There was a lovely, small library at Barnard College across the street. I did almost all my research there. I was graduated in 1982 and I'm trying to remember if we could smoke. But so little fuss was made about smoking I can't recall.

GavestonPS Profile Photo
GavestonPS
#12Cigarettes onstage
Posted: 7/16/16 at 7:15pm

EricMontreal22 said: "In some ways I think movie going has become more formal.  My mom talks about how common it was to just walk into a movie whenever you wanted and were there, and then of course if you liked the movie sticking around to watch the beginning you missed (hence the exit line "This is where I came in"Cigarettes onstage

 

"

Didn't the term "B movie" arise because such pictures were shown along with the main, or "A", feature? Add a cartoon or two, a newsreel, and maybe a short, and the "event" of going to the movies could be 90 minutes (if you only saw the main feature) or several hours!

Updated On: 7/16/16 at 07:15 PM

willep
#13Cigarettes onstage
Posted: 7/16/16 at 10:40pm

I feel like I remember reading something where Daniel Radcliffe said he and Richard Griffiths swapped out their herbals for real cigarettes in Equus because they were both smokers. But I could be wrong.

South Fl Marc Profile Photo
South Fl Marc
#14Cigarettes onstage
Posted: 7/16/16 at 10:46pm

Of course they smoked real cigarettes. I ran props for a production of "Carmen" and I had to have a fresh pack for the female chorus "cigarette girls" every show.

wonkit
#15Cigarettes onstage
Posted: 7/17/16 at 6:46am

Answer to an earlier post: smoking was not allowed in the Barnard Library.

GavestonPS Profile Photo
GavestonPS
#16Cigarettes onstage
Posted: 7/17/16 at 7:41am

Thanks, Wonkit. I really couldn't conjure up a picture of myself smoking in the Barnard library. But it has been 34 years. If smoking wasn't allowed at the Barnard library, I'd be surprised if it was allowed at any of the Columbia libraries, since most things--including faculty and rules--had been merged by that point. I'm not even sure we could smoke in class. (For those who don't know the school(s), Columbia and Barnard had merged by the early 1980s, but sort of in the manner of Ontario and Quebec: together in many ways, but still independent in others. That remains true today, though I can't tell you exactly how the partnership works. I really should read the alumni mag.)

But I am sure students could smoke at Florida State when my mother went to grad school there in 1972-74. I remember the traditional school desks were larger for college students and, in most buildings, had ashtrays screwed onto the edge of the desk area. (How they ever got emptied, I don't know.)

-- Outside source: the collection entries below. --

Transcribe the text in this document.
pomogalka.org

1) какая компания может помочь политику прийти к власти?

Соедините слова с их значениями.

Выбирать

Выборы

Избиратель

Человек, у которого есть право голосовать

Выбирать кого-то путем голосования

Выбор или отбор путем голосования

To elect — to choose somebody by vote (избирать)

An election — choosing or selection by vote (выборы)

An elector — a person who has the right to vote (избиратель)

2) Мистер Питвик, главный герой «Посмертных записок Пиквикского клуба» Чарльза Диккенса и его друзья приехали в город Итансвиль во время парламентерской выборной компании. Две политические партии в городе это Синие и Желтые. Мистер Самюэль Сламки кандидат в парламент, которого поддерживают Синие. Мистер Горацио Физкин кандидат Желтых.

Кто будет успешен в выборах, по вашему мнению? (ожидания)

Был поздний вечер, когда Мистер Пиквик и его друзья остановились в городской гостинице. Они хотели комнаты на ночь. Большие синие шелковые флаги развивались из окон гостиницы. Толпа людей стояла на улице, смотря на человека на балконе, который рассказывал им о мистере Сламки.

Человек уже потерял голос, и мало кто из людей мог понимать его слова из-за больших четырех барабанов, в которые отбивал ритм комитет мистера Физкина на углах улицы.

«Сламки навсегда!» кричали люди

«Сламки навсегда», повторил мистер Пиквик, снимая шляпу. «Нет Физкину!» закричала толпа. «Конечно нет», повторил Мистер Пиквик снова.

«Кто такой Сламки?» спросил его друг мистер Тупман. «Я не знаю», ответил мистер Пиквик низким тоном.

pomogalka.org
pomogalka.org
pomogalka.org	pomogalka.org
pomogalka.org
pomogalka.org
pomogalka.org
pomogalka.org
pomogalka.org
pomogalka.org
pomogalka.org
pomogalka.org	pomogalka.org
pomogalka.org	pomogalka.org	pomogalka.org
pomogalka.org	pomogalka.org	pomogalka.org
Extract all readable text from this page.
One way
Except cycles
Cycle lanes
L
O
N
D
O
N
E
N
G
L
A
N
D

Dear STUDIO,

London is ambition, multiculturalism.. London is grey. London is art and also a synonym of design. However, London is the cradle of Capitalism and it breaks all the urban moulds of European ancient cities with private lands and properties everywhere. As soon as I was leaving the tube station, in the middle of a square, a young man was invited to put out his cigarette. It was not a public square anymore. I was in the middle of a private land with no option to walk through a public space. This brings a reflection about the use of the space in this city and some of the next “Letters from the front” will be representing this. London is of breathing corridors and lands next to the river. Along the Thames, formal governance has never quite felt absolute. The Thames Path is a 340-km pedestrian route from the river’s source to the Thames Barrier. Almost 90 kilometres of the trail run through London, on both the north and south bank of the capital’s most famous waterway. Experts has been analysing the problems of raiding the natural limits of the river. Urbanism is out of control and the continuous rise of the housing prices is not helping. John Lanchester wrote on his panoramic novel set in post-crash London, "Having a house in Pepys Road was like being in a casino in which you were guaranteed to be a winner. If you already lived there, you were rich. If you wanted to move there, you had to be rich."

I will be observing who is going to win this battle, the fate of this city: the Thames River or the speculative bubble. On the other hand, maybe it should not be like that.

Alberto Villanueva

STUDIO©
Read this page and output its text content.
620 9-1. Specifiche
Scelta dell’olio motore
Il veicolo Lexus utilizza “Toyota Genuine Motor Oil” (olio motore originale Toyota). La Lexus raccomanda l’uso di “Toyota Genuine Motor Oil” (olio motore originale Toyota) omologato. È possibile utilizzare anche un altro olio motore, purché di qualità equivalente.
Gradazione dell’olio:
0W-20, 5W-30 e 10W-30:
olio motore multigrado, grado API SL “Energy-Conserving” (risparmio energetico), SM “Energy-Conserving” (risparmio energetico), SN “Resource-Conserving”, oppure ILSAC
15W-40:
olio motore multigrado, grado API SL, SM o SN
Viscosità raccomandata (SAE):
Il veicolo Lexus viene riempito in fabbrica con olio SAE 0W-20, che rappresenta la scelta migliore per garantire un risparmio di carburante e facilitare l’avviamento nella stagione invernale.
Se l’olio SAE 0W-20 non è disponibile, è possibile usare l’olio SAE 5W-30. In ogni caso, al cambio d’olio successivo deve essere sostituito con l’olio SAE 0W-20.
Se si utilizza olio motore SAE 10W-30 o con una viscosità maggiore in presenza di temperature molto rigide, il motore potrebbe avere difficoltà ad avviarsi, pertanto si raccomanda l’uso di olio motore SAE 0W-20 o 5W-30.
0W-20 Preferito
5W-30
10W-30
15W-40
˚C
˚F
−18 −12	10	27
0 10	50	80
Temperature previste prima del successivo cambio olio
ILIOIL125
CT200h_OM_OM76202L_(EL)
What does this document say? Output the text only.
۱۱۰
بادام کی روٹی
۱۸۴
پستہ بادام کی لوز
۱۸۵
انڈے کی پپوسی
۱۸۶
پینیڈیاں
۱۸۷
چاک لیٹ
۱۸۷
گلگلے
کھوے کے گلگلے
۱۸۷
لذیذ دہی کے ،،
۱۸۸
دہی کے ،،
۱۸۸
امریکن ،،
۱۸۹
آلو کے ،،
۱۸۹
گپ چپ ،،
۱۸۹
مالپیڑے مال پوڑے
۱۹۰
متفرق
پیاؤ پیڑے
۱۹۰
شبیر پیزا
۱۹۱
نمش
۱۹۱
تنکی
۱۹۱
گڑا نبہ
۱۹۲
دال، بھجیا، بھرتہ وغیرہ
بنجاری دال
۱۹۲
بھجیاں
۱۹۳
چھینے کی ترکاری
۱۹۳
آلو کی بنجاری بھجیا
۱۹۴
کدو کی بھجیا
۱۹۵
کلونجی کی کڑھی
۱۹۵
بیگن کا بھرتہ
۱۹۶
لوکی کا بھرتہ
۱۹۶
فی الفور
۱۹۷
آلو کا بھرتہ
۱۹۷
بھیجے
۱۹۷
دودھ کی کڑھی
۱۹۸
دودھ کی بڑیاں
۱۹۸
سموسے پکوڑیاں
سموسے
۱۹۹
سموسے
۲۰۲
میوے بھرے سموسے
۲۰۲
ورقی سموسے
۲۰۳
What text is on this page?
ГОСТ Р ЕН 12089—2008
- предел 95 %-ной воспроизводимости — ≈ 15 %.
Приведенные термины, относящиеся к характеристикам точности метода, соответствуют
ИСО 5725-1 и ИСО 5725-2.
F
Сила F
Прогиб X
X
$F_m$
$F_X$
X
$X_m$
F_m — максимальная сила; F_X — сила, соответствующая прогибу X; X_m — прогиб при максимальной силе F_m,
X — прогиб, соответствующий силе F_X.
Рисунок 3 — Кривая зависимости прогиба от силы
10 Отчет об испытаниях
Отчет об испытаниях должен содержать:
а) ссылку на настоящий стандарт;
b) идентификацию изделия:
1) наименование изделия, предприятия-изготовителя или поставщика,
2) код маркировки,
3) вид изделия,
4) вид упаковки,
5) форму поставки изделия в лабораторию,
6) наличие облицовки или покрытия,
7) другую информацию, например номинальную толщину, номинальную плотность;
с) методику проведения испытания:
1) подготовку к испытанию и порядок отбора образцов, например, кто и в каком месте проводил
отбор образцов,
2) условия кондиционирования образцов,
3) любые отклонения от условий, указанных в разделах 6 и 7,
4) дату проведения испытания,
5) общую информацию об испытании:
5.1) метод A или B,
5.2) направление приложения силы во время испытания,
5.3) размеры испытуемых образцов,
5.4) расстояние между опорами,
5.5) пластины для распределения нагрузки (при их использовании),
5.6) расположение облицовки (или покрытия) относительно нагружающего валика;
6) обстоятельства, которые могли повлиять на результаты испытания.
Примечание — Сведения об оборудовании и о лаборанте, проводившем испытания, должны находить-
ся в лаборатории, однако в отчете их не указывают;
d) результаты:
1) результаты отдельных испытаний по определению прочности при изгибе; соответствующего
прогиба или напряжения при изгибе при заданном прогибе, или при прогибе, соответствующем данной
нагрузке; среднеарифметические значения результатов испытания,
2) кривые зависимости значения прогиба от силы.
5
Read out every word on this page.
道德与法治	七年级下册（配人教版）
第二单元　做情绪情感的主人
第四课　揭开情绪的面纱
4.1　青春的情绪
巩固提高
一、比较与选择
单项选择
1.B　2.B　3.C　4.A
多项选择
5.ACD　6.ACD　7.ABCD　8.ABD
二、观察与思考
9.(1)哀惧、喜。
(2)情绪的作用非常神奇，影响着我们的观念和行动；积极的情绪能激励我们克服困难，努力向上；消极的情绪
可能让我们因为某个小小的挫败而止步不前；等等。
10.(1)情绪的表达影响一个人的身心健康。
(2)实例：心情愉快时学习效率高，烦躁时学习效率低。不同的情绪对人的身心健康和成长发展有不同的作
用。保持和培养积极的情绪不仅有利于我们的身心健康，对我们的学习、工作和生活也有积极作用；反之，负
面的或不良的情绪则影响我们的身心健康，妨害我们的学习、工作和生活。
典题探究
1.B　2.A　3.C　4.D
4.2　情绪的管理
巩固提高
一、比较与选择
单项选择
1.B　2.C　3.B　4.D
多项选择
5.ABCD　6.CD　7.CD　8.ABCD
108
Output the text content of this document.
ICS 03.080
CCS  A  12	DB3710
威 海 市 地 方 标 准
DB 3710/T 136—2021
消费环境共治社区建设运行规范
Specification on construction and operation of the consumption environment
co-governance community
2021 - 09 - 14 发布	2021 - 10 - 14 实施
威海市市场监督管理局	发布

Updated On: 7/17/16 at 07:41 AM

Dollypop
#17Cigarettes onstage
Posted: 7/17/16 at 7:44pm

What show did he do at the Music Box? (A waiter pointed it out to me)


"Long live God!" (GODSPELL)

willep
#18Cigarettes onstage
Posted: 7/17/16 at 8:16pm

Dollypop said: "What show did he do at the Music Box? (A waiter pointed it out to me)"

 

He hasn't done a show at the Music Box...

Dollypop
#19Cigarettes onstage
Posted: 7/17/16 at 8:30pm

willep said: "Dollypop said: "What show did he do at the Music Box? (A waiter pointed it out to me)"

 

He hasn't done a show at the Music Box...


 

"I wonder if I was eating at Carmine that night? II'm the first to admit my memory gets foggy at times.

 


"Long live God!" (GODSPELL)

GavestonPS Profile Photo
GavestonPS
#20Cigarettes onstage
Posted: 7/17/16 at 9:07pm

Dollypop said: "What show did he do at the Music Box? (A waiter pointed it out to me)

 

"

What thread is this? Who's on first? LOL.